Mohon tunggu...
Sandra Suryadana
Sandra Suryadana Mohon Tunggu... Dokter - 30 tahun lebih menjadi perempuan Indonesia

Memimpikan Indonesia yang aman bagi perempuan dan anak-anak. More of me: https://sandrasuryadana.wordpress.com

Selanjutnya

Tutup

Film Pilihan

"Wonder", Berbuat Baiklah Karena Setiap Orang Punya Kesusahannya Sendiri

18 November 2018   12:46 Diperbarui: 18 November 2018   13:21 636
+
Laporkan Konten
Laporkan Akun
Kompasiana adalah platform blog. Konten ini menjadi tanggung jawab bloger dan tidak mewakili pandangan redaksi Kompas.
Lihat foto
Bagikan ide kreativitasmu dalam bentuk konten di Kompasiana | Sumber gambar: Freepik

Judul ulasan film kali ini panjang. Ini adalah kutipan kesukaan saya dari film Wonder yang baru saja saya tonton minggu lalu, yang saya anggap merangkum film ini secara bijak. Sejak setahun sebelumnya saya sudah menanti-nantikan film ini. Saya yakin saya akan menyukai film ini. Begitu film ini tayang di TV kabel, saya segera menyempatkan waktu untuk menontonnya.

Dan saya tidak kecewa, malah film ini jauh lebih baik daripada ekspektasi saya.

Wonder bercerita tentang Auggie Pullman, seorang anak usia 10 tahun dengan Treacher Collin Syndrome yang baru saja masuk ke sekolah umum setelah homeschool selama hidupnya. 

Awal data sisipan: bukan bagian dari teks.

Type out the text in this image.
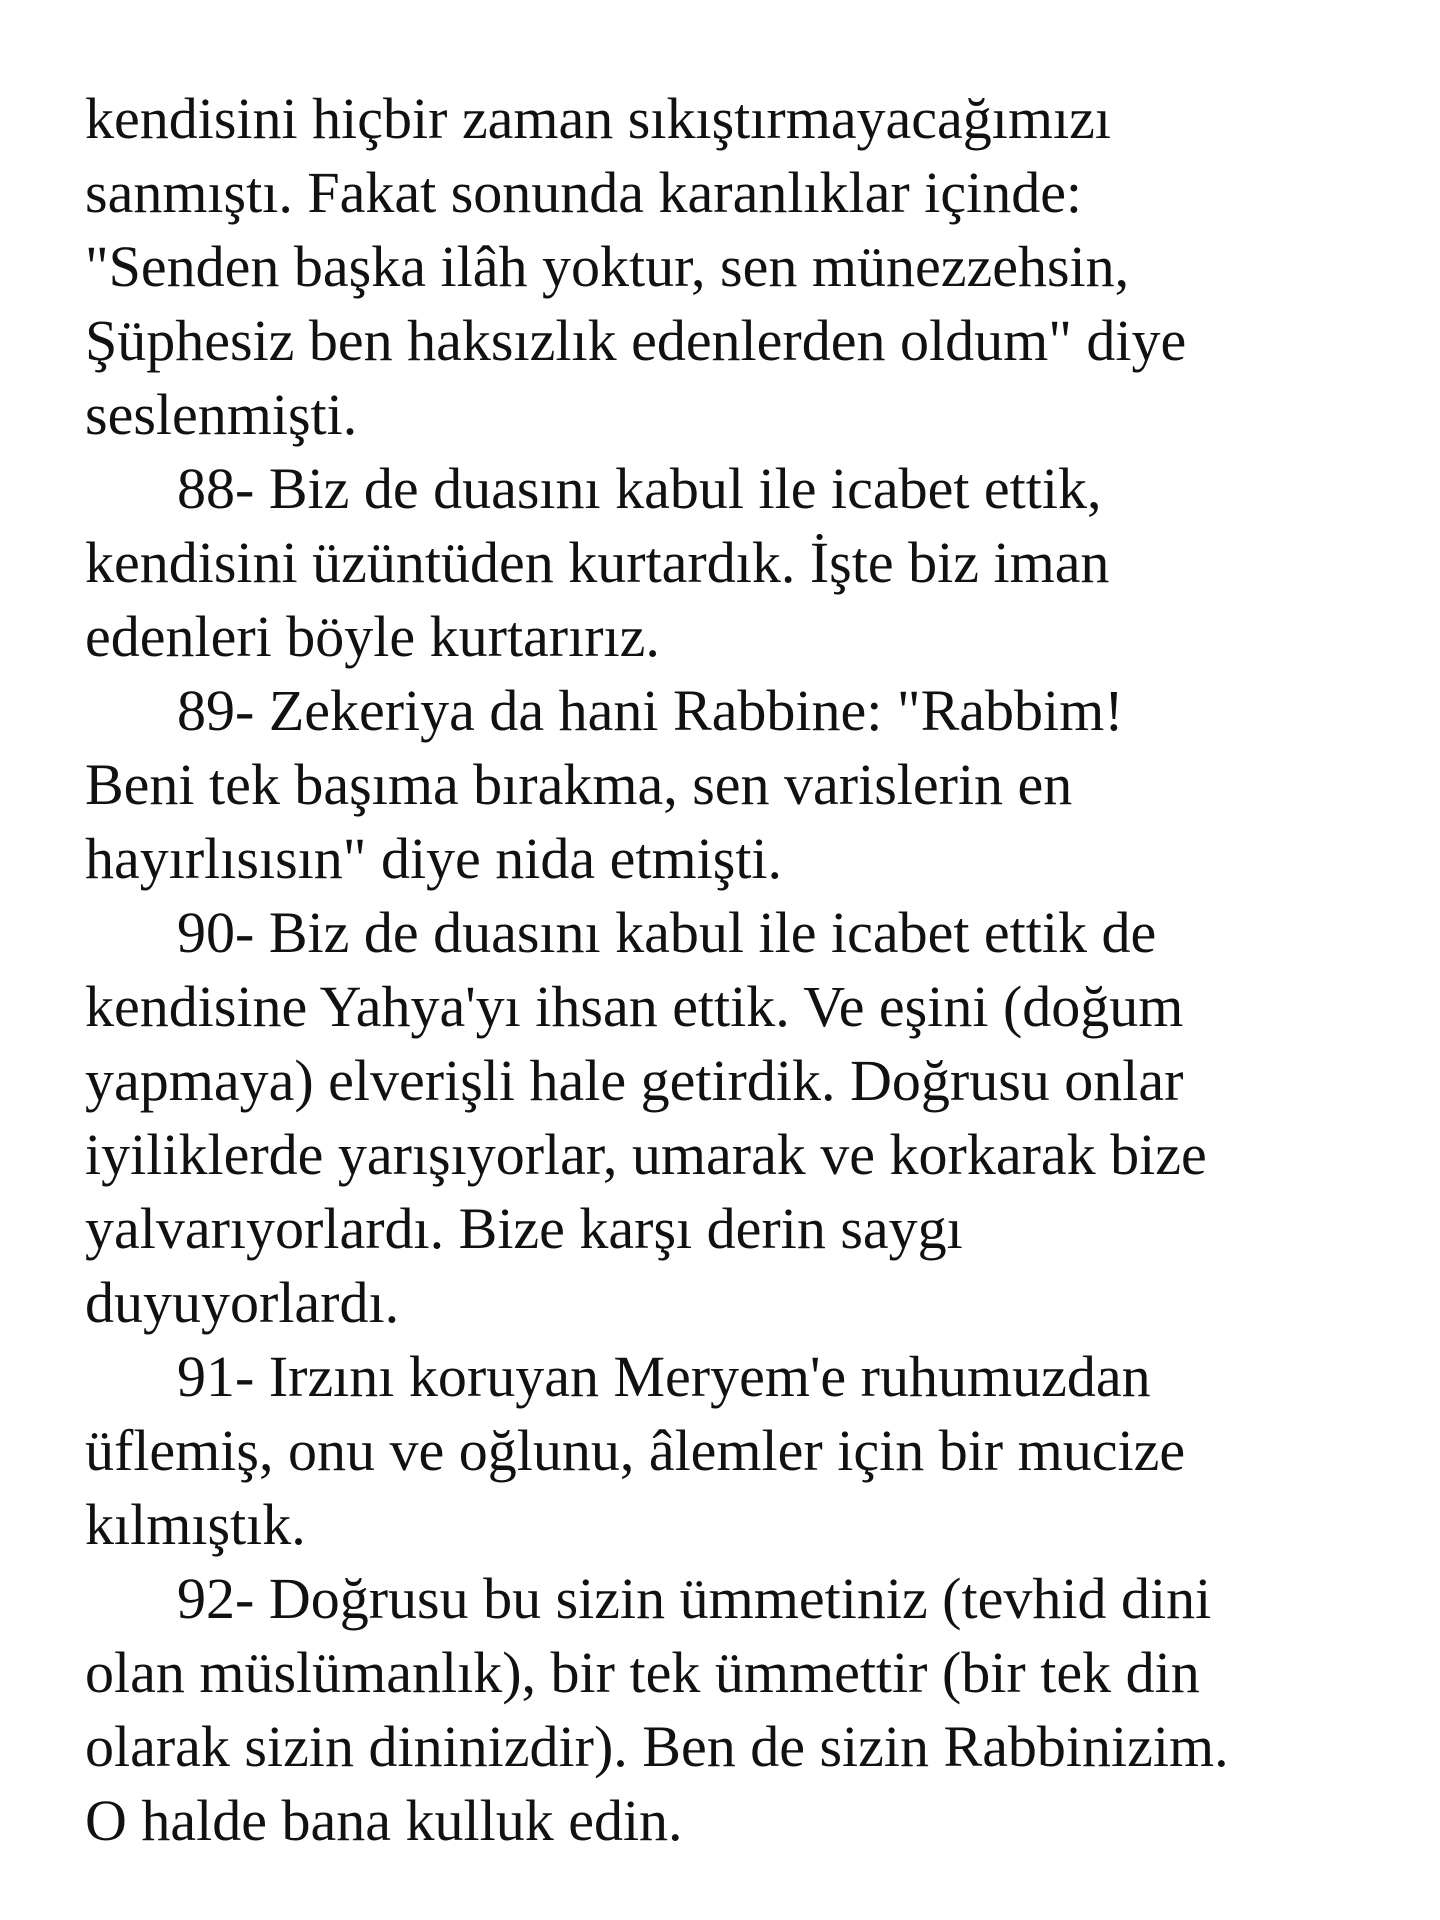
kendisini hiçbir zaman sıkıştırmayacağımızı
sanmıştı. Fakat sonunda karanlıklar içinde:
"Senden başka ilâh yoktur, sen münezzehsin,
Şüphesiz ben haksızlık edenlerden oldum" diye
seslenmişti.
88- Biz de duasını kabul ile icabet ettik,
kendisini üzüntüden kurtardık. İşte biz iman
edenleri böyle kurtarırız.
89- Zekeriya da hani Rabbine: "Rabbim!
Beni tek başıma bırakma, sen varislerin en
hayırlısısın" diye nida etmişti.
90- Biz de duasını kabul ile icabet ettik de
kendisine Yahya'yı ihsan ettik. Ve eşini (doğum
yapmaya) elverişli hale getirdik. Doğrusu onlar
iyiliklerde yarışıyorlar, umarak ve korkarak bize
yalvarıyorlardı. Bize karşı derin saygı
duyuyorlardı.
91- Irzını koruyan Meryem'e ruhumuzdan
üflemiş, onu ve oğlunu, âlemler için bir mucize
kılmıştık.
92- Doğrusu bu sizin ümmetiniz (tevhid dini
olan müslümanlık), bir tek ümmettir (bir tek din
olarak sizin dininizdir). Ben de sizin Rabbinizim.
O halde bana kulluk edin.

Treacher Collin Syndrome adalah kondisi kelainan genetis yang menyebabkan deformitas wajah yang parah. Diceritakan sampai usia 10 tahun Auggie sudah menjalani 27 operasi untuk memperbaiki konstruksi wajahnya dan tetap saja deformitas wajahnya tidak bisa ditutupi.

Auggie mengalami rasa minder yang parah akibat bentuk wajahnya yang tidak wajah, bahkan terlihat seram, menyebabkan dia selalu ditatap atau dihindari orang. Auggie jadi selalu mengandalkan helm astronotnya untuk menutupi wajahnya. 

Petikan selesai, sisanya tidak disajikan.